Beyond toxic securities, policymakers need to fix what got banks into this mess. The 1999 repeal of Glass-Steagall permitted the creation of financial supermarkets, like Citigroup, that combined commercial banks with investment banks, brokerages, and the bizarre universe of hedge and private equity funds.

Those nonbank financial firms are run by salesmen and financial engineers that don’t understand long-term commitments as bankers to borrowers with solid incomes and sound business plans.

Investment bankers, securities dealers and fund managers, essentially, get paid commissions on sales and for betting other peoples’ money on arbitrage opportunities. They put together people that have money with those that need money, and those people that can’t bear risk with those that can.

In contrast, commercial bankers, historically, had skin in the game—bank capital and a fiduciary responsibility to depositors. They were paid salaries, not commissions on the volume of loans they wrote or bought from mortgage brokers to package into bonds. They expected to be fired if their loans prove imprudent.

To investment bankers and securities dealers, it does not matter how risky a loan is, because they can always bundle it into a bond to sell it off or insure it with a swap. That’s nonsense, as we have learned. Adopting that thinking commercial banks got stuck with too many loan-backed bonds and buying swaps that were not backed by adequate assets.

Commercial banks need to be separate and more highly regulated. The ongoing process of breaking up Citigroup and placing its banking activities into a separate entity should be replicated at other Wall Street and large regional banks.
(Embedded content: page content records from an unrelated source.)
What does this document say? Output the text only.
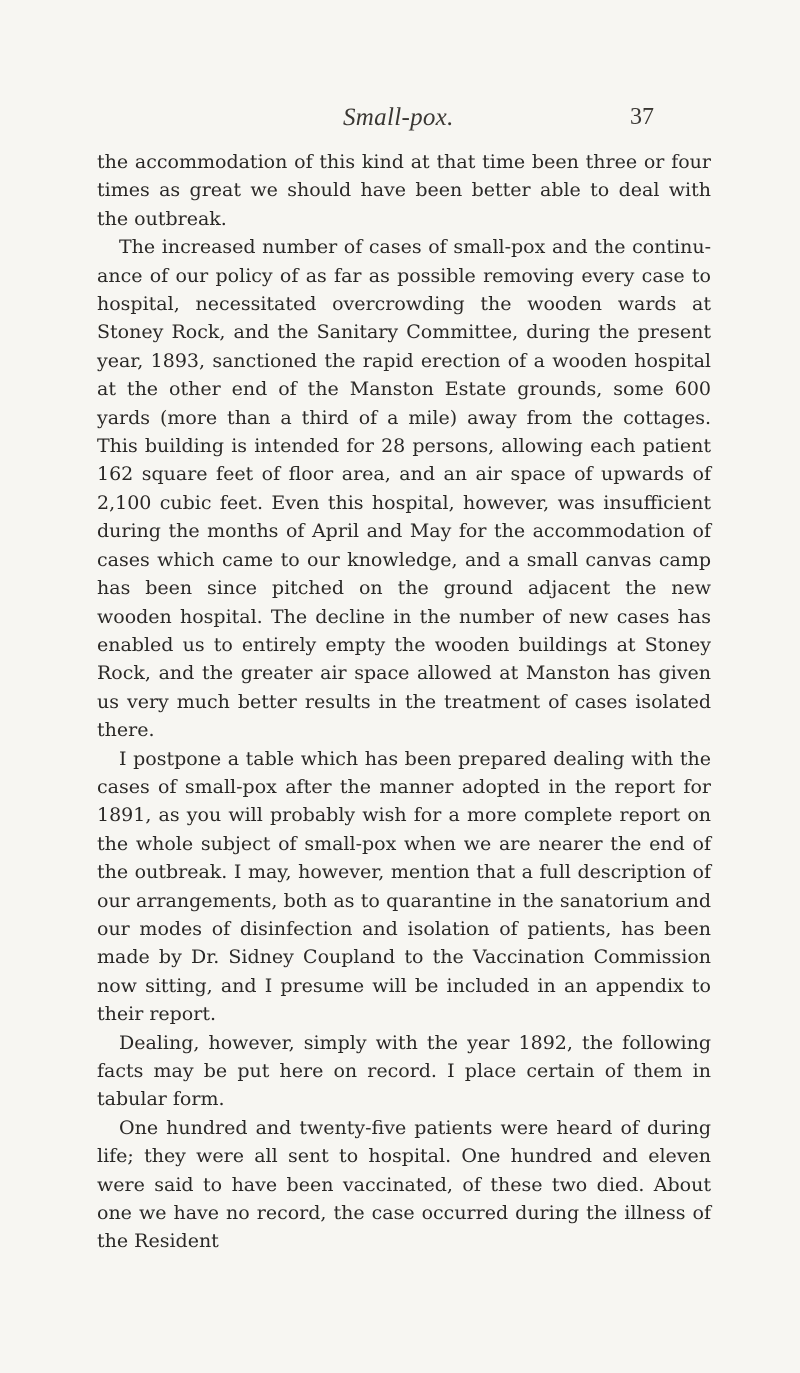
Small-pox.	37

the accommodation of this kind at that time been three or four times as great we should have been better able to deal with the outbreak.

The increased number of cases of small-pox and the continuance of our policy of as far as possible removing every case to hospital, necessitated overcrowding the wooden wards at Stoney Rock, and the Sanitary Committee, during the present year, 1893, sanctioned the rapid erection of a wooden hospital at the other end of the Manston Estate grounds, some 600 yards (more than a third of a mile) away from the cottages. This building is intended for 28 persons, allowing each patient 162 square feet of floor area, and an air space of upwards of 2,100 cubic feet. Even this hospital, however, was insufficient during the months of April and May for the accommodation of cases which came to our knowledge, and a small canvas camp has been since pitched on the ground adjacent the new wooden hospital. The decline in the number of new cases has enabled us to entirely empty the wooden buildings at Stoney Rock, and the greater air space allowed at Manston has given us very much better results in the treatment of cases isolated there.

I postpone a table which has been prepared dealing with the cases of small-pox after the manner adopted in the report for 1891, as you will probably wish for a more complete report on the whole subject of small-pox when we are nearer the end of the outbreak. I may, however, mention that a full description of our arrangements, both as to quarantine in the sanatorium and our modes of disinfection and isolation of patients, has been made by Dr. Sidney Coupland to the Vaccination Commission now sitting, and I presume will be included in an appendix to their report.

Dealing, however, simply with the year 1892, the following facts may be put here on record. I place certain of them in tabular form.

One hundred and twenty-five patients were heard of during life; they were all sent to hospital. One hundred and eleven were said to have been vaccinated, of these two died. About one we have no record, the case occurred during the illness of the Resident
Freed from toxic assets and the complications of affiliations with financial institutions having other agendas, commercial banks could raise new private capital and make new prudent loans as President Obama’s stimulus package lifts consumer spending and business prospects.

Such approaches would disappoint those who champion unbridled free markets but Wall Street’s financiers have abused the opportunities offered them by deregulation to the peril of the nation.

President Obama needs to craft solutions that address the world as he finds it not as intellectuals tell him it should be.